Before joining the Administration, Zaidi served as a director of the America’s Promise Alliance, the nation’s largest partnership alliance comprised of corporations, nonprofit organizations, foundations, policymakers, advocacy and faith groups dedicated to improving the lives of children and youth. Zaidi also served as a regional field organizer during the Obama primary campaign in New Hampshire. Zaidi has studied at Georgetown University Law Center and at Harvard College, where he was Vice President of the Harvard Health Policy Review, President of the Harvard Islamic Society, and volunteered with the Phillips Brooks House Association.

Dean Amhaus has served as the first President & CEO of The Water Council since March 2010. The Council’s express purpose is to grow the Milwaukee region into a world hub for water research, education and economic development.
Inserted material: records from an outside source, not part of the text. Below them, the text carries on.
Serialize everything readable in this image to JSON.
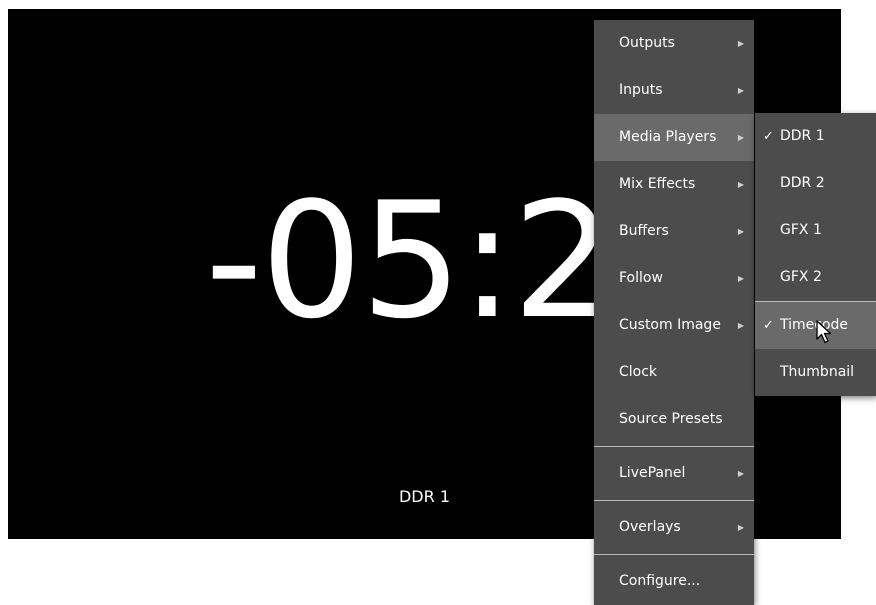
{
  "preview": {
    "timecode": "-05:2",
    "source_label": "DDR 1"
  },
  "menu": {
    "items": [
      {
        "label": "Outputs",
        "has_submenu": true
      },
      {
        "label": "Inputs",
        "has_submenu": true
      },
      {
        "label": "Media Players",
        "has_submenu": true,
        "active": true
      },
      {
        "label": "Mix Effects",
        "has_submenu": true
      },
      {
        "label": "Buffers",
        "has_submenu": true
      },
      {
        "label": "Follow",
        "has_submenu": true
      },
      {
        "label": "Custom Image",
        "has_submenu": true
      },
      {
        "label": "Clock",
        "has_submenu": false
      },
      {
        "label": "Source Presets",
        "has_submenu": false
      },
      {
        "label": "LivePanel",
        "has_submenu": true
      },
      {
        "label": "Overlays",
        "has_submenu": true
      },
      {
        "label": "Configure...",
        "has_submenu": false
      }
    ],
    "arrow_glyph": "▶"
  },
  "submenu": {
    "check_glyph": "✓",
    "items": [
      {
        "label": "DDR 1",
        "checked": true
      },
      {
        "label": "DDR 2",
        "checked": false
      },
      {
        "label": "GFX 1",
        "checked": false
      },
      {
        "label": "GFX 2",
        "checked": false
      },
      {
        "label": "Timecode",
        "checked": true,
        "hover": true
      },
      {
        "label": "Thumbnail",
        "checked": false
      }
    ]
  },
  "colors": {
    "menu_bg": "#4c4c4c",
    "menu_active": "#6a6a6a",
    "separator": "#b8b8b8",
    "preview_bg": "#000000",
    "text": "#ffffff"
  },
  "icons": {
    "cursor": "mouse-pointer-icon"
  }
}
The only organization of its kind in the United States, The Council is coalescing these attributes into a powerful force that is garnering international recognition. The Council’s most significant achievement occurred in September 2013 with the opening of the Global Water Center, a one-of-a-kind water technology research and business accelerator located in a 98,000 square feet, seven-story refurbished Silver LEED warehouse in Milwaukee’s downtown.

One of the programs within the Center is The BREW, which assists water technology entrepreneurs develop their company and expand their commercialization opportunities. Mr. Amhaus has served as the President of the Spirit of Milwaukee, which is dedicated to enhancing Milwaukee’s image; President of Forward Wisconsin, the state’s economic development organization; and Executive Director of the Wisconsin Sesquicentennial Commission. For six years, Mr. Amhaus was with the Wisconsin Arts Board; first as Deputy Director and later as Executive Director. During the 1980’s he worked in government relations in Washington, D.C. Schooled in Wisconsin, Mr. Amhaus received his M.B.A from the University of Wisconsin-Whitewater and his B.S. in Business from the University of Wisconsin-Platteville.